Kacey snorted and elbowed me lightly in the side as she breezed past me into the restaurant. She sighed with relief as we entered the air-conditioning, then caught me giving her a knowing look.

“Oh, fine. I’m a wimp,” she laughed. “Get us a table, smartass, while I use the restroom.”

I chuckled on my way to the hostess station. It was easy to be around this girl. And it seemed like she found it to be around me, like we’d known each other for years instead of hours.

A waitress greeted me. “How many, hon?”

“Two,” I said, and felt an immediate twinge in my chest.

I’d heard you could cut off a limb but still feel the pain of its absence. I didn’t miss Audrey, my last girlfriend. She’d cut me off, right after my transplant surgery.

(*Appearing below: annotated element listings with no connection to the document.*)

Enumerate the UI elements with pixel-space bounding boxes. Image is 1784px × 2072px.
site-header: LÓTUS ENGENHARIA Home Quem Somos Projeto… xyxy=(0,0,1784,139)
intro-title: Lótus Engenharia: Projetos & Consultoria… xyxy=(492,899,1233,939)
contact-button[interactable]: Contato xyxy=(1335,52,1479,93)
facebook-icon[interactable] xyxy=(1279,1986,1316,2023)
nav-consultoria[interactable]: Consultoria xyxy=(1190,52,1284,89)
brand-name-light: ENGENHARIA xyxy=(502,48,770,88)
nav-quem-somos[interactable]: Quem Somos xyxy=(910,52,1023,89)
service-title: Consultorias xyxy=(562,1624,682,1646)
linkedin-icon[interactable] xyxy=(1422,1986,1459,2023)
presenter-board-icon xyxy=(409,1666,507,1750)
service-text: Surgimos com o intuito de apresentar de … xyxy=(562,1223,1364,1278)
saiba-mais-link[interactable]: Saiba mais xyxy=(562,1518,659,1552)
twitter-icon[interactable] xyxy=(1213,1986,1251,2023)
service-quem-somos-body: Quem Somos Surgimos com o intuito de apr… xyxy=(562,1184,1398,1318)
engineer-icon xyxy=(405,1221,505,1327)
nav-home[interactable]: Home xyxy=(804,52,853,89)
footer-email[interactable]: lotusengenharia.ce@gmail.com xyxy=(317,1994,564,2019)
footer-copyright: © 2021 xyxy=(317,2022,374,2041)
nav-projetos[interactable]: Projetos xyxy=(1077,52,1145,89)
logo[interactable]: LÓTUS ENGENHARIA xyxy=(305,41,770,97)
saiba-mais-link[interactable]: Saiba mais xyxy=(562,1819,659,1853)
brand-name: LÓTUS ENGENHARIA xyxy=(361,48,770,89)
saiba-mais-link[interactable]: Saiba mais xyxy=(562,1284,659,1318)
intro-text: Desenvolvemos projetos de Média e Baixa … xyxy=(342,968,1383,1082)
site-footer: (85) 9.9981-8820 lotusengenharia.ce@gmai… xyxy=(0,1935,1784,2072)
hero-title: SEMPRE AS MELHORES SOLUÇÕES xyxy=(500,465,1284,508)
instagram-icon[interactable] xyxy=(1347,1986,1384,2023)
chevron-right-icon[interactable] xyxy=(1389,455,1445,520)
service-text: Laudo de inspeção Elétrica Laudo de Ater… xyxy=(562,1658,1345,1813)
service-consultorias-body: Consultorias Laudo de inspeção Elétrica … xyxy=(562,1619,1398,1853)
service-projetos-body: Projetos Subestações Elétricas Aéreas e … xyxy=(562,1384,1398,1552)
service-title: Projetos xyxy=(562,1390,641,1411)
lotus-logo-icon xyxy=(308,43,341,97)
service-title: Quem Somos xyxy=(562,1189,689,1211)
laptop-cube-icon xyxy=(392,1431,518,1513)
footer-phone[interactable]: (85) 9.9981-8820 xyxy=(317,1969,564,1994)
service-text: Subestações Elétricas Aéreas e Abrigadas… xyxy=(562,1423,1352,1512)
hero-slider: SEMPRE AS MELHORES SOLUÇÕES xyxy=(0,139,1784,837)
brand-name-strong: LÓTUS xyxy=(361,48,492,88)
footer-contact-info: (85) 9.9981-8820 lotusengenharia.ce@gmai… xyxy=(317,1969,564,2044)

We’d planned a certain life together, but when the virus wrecked my heart and nearly killed me, it wrecked our plans and killed our relationship.

Audrey couldn’t take the illness, the hospitals, the specter of death hovering over me until the call came in that a donor heart was available. She left before I even came out of the anesthesia.

Theo would never forgive her for leaving, but I got over her quickly—even after being together for three years. It hurt she left, and the timing sure as shit could’ve been better, but I forgave her for leaving to find someone else, someone healthy with whom she could fall madly in love, and build a real life with.